静かに答えを待つロクの瞳が、真っ直ぐに見つめてくる。
「どうせ生贄になるのなら、生きている神様の生贄になりたい」
「あなたらしい選択だ。行きましょう、時間はあまりありません」
もし、次の輪廻があるのだとしたら。今度は神子なんかではなく、普通の人として生きてみたい。擦り切れてしまうくらい何度も重ねた祈りは、本当に神様に届いたのだろうか。

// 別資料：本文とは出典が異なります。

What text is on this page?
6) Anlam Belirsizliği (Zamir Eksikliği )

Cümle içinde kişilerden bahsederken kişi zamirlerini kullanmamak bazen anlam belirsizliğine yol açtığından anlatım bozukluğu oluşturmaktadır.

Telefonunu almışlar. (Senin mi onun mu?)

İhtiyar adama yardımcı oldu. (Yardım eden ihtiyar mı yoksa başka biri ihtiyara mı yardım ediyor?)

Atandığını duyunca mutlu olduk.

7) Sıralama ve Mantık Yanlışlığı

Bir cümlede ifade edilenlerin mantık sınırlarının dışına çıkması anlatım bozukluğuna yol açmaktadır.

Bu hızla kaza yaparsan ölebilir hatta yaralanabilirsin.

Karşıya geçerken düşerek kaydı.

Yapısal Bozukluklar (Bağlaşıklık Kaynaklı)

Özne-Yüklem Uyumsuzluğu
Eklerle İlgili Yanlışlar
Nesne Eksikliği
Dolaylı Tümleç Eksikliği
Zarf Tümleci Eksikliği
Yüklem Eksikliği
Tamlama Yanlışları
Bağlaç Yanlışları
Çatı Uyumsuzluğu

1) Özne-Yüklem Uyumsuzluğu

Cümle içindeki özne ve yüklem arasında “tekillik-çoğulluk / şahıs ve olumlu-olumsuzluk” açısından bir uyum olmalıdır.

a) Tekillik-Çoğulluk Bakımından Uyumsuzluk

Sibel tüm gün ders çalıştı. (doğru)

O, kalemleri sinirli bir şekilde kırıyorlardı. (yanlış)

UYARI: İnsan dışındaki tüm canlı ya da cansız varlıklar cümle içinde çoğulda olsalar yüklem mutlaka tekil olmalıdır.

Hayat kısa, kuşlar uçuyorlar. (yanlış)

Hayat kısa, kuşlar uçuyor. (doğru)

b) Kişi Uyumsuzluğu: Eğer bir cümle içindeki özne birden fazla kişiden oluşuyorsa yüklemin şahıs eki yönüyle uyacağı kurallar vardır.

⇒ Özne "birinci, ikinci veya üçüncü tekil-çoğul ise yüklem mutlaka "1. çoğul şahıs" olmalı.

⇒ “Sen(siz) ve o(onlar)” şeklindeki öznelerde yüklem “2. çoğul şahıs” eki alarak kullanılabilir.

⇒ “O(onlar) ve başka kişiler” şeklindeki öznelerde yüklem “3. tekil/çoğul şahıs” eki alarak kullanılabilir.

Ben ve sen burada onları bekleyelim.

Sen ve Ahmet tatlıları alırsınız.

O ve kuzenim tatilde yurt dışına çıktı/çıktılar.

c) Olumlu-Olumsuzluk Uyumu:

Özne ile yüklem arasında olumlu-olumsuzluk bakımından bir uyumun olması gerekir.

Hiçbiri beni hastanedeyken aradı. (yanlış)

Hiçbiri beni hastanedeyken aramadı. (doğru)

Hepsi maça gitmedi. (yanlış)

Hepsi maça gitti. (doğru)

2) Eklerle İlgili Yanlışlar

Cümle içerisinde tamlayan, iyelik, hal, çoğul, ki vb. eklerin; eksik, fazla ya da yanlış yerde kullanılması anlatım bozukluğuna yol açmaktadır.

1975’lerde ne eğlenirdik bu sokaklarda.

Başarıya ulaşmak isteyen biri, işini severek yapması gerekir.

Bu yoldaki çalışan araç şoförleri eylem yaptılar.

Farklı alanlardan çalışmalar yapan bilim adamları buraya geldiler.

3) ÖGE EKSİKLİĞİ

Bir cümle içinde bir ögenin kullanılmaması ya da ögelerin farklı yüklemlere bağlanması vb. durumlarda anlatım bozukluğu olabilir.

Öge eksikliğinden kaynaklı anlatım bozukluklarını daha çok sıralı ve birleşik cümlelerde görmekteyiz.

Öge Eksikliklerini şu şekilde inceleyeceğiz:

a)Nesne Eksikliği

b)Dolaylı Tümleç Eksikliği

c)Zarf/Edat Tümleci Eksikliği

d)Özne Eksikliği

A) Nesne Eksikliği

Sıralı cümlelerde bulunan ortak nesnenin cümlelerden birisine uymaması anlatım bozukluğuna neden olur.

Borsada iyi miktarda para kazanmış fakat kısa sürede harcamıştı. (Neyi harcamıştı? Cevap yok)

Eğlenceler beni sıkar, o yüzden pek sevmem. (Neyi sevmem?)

ティティアの目の前で、新たな道はロクによって物理的に押し開かれた。
人一人が通れるほどの湾曲した鉄の隔たりが、門出を祝うかのように口を開けている。しきたりに初めて背いて一歩踏み出した牢の外、見慣れたはずの汚い小部屋がいつもと違うものに感じた。
「あはは、そんなことできるんなら、最初から助けてよ」
「あなたが嫌だと言ったら、なんて言い訳をしようかと思っていました」
おかげで、上に叱られることはなさそうです。そう言って、口元に笑みを浮かべたロクを見上げる。そんな顔もできるのだなと思った。
ロクによって、土壁でできた牢の外壁は破壊されていた。小窓から眺めていた景色が、確かに目の前に広がっていたのだ。
明日はきっと、ティティアがいないことに気がついて、神殿は大きな騒ぎになるだろう。少しだけ、そんな様子を見てみたい気もする。
湿り気のある土を素足で踏んだティティアは、ロクに手を引かれるようにして神殿の外へと駆けた。
ティティアにとっての人生を変える大きな一歩が、今踏み出されたのだ。